Сайт продается, подробности: whatsapp telegram
Скачать:TXTPDF
Апокалиптика и социализм. С. В. Булгаков

и часто присоединяются к стихийным движениям народных масс. Так, в Италии духовное учение Иоакима дель Фиоре быстро превратилось в революционно-хилиастическое учение Сегарелли и Дольчино, ставших во главе крестьянского движения. Такую же роль сыграли хилиастические идеи в эпоху реформации, где агитаторы и главари крестьянских войн (цвиккауские пророки, Томас Мюнцер) были охвачены хилиастической горячкой. Едва ли не самый острый ее пароксизм мы наблюдаем среди перекрещенства, когда оно ярко окрасилось в Голландии и Северной Германии хилиастическими идеями.

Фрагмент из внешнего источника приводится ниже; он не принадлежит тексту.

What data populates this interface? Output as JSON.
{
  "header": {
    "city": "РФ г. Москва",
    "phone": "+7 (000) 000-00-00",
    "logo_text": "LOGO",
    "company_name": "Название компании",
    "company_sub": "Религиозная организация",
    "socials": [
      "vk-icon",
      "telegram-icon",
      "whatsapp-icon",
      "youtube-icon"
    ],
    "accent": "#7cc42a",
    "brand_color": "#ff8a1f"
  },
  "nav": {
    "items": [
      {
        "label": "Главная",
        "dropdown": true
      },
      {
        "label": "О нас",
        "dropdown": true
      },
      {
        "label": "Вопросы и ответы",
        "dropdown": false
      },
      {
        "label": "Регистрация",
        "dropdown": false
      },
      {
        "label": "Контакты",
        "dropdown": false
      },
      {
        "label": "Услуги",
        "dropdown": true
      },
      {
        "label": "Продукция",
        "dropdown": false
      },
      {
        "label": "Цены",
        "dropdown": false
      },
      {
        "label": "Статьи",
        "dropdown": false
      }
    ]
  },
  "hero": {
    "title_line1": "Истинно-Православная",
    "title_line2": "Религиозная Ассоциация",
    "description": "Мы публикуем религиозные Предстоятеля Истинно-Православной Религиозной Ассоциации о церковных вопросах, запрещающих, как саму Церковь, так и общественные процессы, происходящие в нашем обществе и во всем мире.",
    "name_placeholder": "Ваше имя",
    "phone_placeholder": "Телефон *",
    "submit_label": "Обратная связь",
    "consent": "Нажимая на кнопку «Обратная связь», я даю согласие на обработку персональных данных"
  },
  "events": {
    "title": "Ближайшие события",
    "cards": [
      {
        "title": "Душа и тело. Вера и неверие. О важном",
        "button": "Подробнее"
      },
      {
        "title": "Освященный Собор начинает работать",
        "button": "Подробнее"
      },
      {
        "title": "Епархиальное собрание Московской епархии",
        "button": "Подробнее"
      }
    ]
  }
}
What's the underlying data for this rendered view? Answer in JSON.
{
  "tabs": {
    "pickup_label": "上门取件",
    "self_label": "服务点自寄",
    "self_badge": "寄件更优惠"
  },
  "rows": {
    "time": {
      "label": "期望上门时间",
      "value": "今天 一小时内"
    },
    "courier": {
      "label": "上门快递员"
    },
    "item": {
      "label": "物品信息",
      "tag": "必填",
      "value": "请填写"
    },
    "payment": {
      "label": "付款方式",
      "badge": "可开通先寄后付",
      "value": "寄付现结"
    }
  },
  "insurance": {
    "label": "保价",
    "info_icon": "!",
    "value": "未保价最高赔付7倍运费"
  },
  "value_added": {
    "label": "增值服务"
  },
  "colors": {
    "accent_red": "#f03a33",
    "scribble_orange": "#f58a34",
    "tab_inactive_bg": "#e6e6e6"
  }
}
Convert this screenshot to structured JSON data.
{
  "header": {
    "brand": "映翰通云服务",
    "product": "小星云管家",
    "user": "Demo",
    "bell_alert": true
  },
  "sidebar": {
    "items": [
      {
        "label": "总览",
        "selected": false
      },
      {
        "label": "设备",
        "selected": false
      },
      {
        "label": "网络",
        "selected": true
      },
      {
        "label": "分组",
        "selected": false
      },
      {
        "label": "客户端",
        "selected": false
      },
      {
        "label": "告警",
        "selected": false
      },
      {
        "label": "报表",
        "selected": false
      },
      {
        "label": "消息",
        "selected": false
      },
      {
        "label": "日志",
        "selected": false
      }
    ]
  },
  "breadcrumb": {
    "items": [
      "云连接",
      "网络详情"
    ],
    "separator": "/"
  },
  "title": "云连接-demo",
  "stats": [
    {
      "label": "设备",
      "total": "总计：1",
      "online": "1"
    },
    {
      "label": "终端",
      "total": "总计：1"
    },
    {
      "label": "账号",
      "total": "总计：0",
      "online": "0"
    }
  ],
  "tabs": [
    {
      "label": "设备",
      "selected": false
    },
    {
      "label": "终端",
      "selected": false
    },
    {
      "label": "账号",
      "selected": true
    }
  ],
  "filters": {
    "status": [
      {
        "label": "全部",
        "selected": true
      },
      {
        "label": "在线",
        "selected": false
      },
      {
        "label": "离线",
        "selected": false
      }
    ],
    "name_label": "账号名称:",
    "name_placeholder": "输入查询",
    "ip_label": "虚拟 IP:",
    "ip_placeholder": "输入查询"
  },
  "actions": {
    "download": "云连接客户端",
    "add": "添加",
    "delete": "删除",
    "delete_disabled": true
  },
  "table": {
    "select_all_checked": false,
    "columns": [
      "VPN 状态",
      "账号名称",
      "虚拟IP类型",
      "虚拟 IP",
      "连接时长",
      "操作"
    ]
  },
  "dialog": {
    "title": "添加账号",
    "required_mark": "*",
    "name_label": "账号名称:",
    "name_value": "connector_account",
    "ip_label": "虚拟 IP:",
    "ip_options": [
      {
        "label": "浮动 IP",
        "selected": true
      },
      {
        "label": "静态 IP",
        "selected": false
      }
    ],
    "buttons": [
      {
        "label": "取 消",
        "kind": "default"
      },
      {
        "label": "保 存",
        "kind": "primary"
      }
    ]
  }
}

Здесь была формулирована (неким Мельхиором) идея, что надвигается царство нового завета, но наступление тысячелетнего царства должно быть подготовлено революционным восстанием. Самым ярким эпизодом этого мельхиоритского движения является история города Мюнстера с оперной фигурой Иоанна Лейденского в качестве Давида, царя Нового Иерусалима. Далее хилиастическое движение переносится на Британский остров и там становится душой английской революции, с ее многочисленными социалистическими и коммунистическими ответвлениями[81]. Одним словом, вся средневековая история революционно-социалистических, а вместе и религиозных движений может быть изложена как продолжение истории иудейского хилиазма в христианском переоблачении. Учение о хилиазме было и теорией прогресса и социологией этого времени; вместе с тем оно было и теоретическим обоснованием социализма для этой эпохи, как бы детской его колыбелью.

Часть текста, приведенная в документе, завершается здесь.